Zenger: When an artist expresses to me that they don’t like streaming, I recall an interview I did with Sheek Louch from The Lox. He said he actually misses packaging up your record, bringing it to DJs, taking them to lunch, and the legwork that went into getting people to hear your well-packaged album.
Holiday: It’s so funny, my mom has been collecting 12-inch vinyls — she don’t have a 12-inch record player in the house, but she got the 12-inch. But she’s never sold a song in her life, but for me, I have. I still have a closed package of the “Back of My Lac” CD from Japan. There’s nothing better than hearing somebody crack that plastic, bro. You can’t crack the plastic with this streaming shit, bro. If you get it from iTunes, how deep can you go in to see the credits? My last album that I put out, the insert was a fold-out poster — and we put money into that. But nobody is doing that anymore because they feel like we don’t need to. I just think that’s what’s missing in music.
Zenger: Do you think we ever get back to at least the grass-roots part of creating an album and putting it out there, or is this where we are and we’re staying with this formula?

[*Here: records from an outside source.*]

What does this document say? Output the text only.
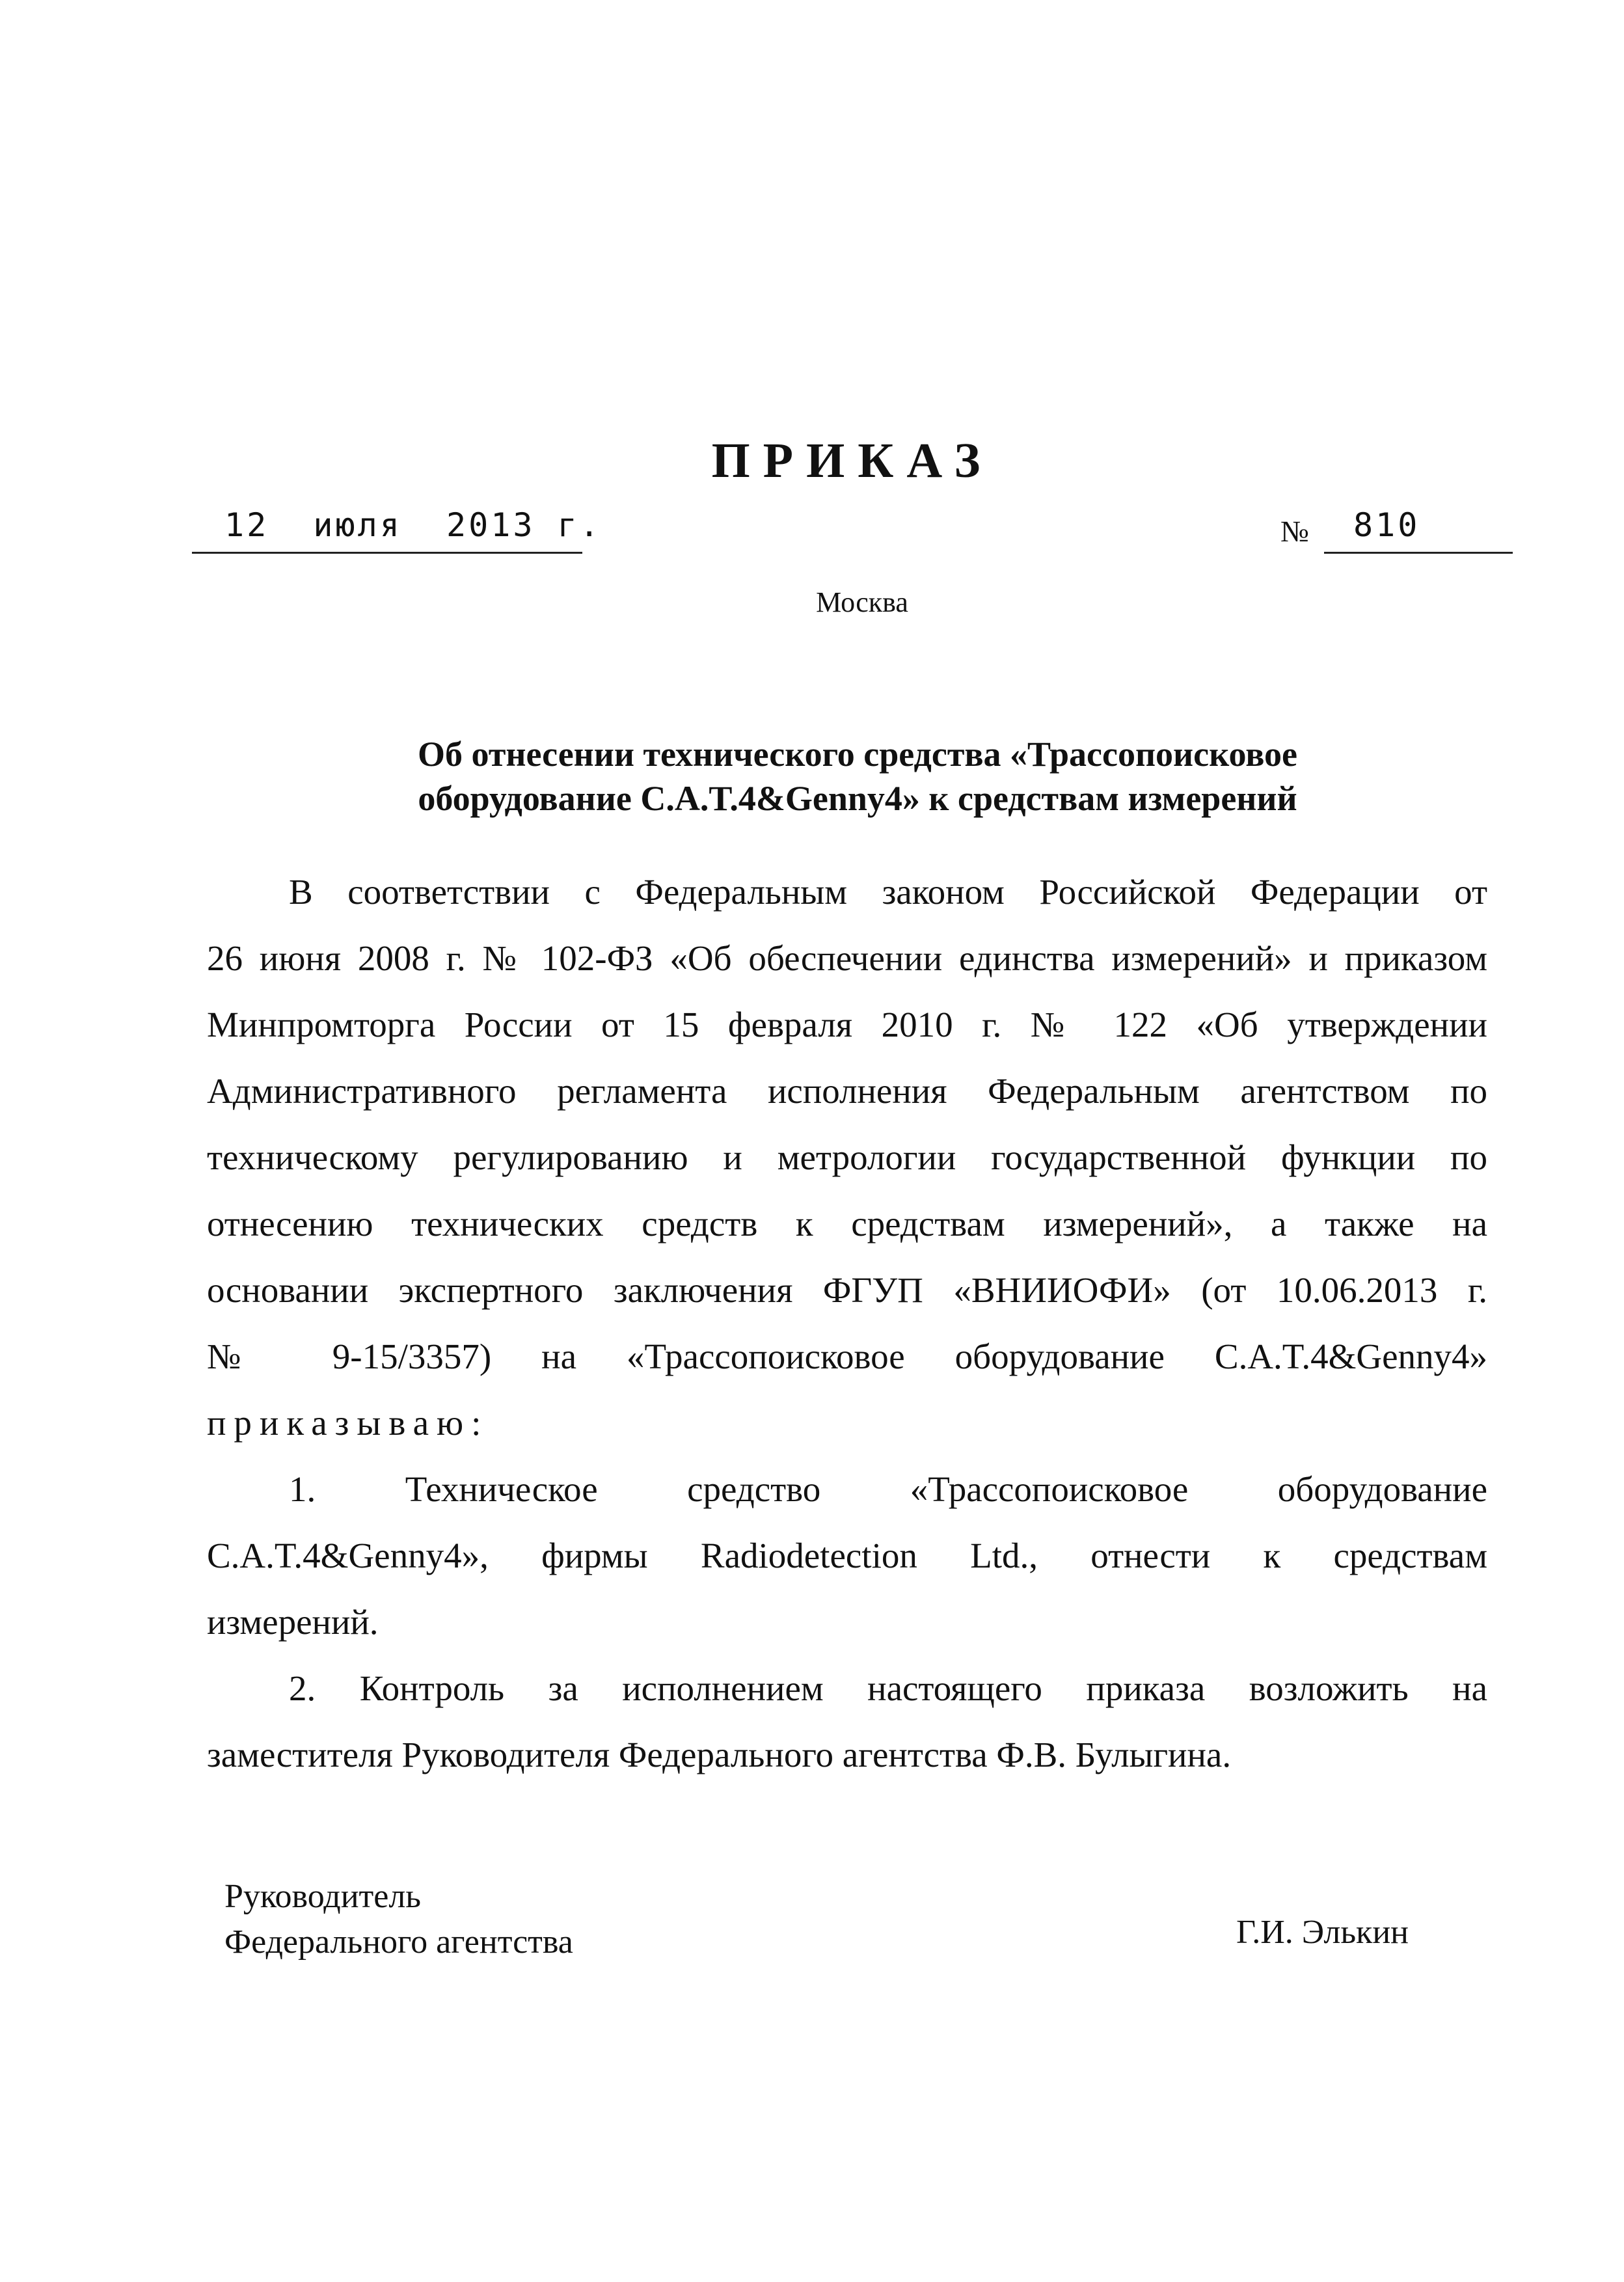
ПРИКАЗ
12  июля  2013 г.	№ 810
Москва
Об отнесении технического средства «Трассопоисковое
оборудование C.A.T.4&Genny4» к средствам измерений
В соответствии с Федеральным законом Российской Федерации от
26 июня 2008 г. № 102-ФЗ «Об обеспечении единства измерений» и приказом
Минпромторга России от 15 февраля 2010 г. № 122 «Об утверждении
Административного регламента исполнения Федеральным агентством по
техническому регулированию и метрологии государственной функции по
отнесению технических средств к средствам измерений», а также на
основании экспертного заключения ФГУП «ВНИИОФИ» (от 10.06.2013 г.
№ 9-15/3357) на «Трассопоисковое оборудование C.A.T.4&Genny4»
приказываю:
1. Техническое средство «Трассопоисковое оборудование
C.A.T.4&Genny4», фирмы Radiodetection Ltd., отнести к средствам
измерений.
2. Контроль за исполнением настоящего приказа возложить на
заместителя Руководителя Федерального агентства Ф.В. Булыгина.
Руководитель
Федерального агентства	Г.И. Элькин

Holiday: For us, as black people, no. Because we want to take the shortcut. We want to spend the least money to make the most money. Guess who is still doing inserts, CDs and in-stores and all that? Country and pop. You walk into Walmart and you still see a big poster of Taylor Swift, or you see a big poster of Toby Keith. It’s not what we’re doing. We’re not doing that anymore. I ain’t seen a life-size print of J. Cole yet. That’s when I feel like it was personal. Come to Sam Goody and on Tuesday the release date and get so and so’s CD. The packaging is missing. We have these phones… shit, I’m sitting here right now with my phone in my hand. It’s so crazy because nobody even realizes how numb we are to technology. It’s not even the young kids — it’s the aunties, uncles, mom and pops. You know what the young kids say? “Is it on iTunes?”
Zenger: I appreciate you, brother. Everyone, go download that “Ride” single. And I can’t wait to hear “Time.” Thanks for your time, my man.
Holiday: Thank you. Support great music.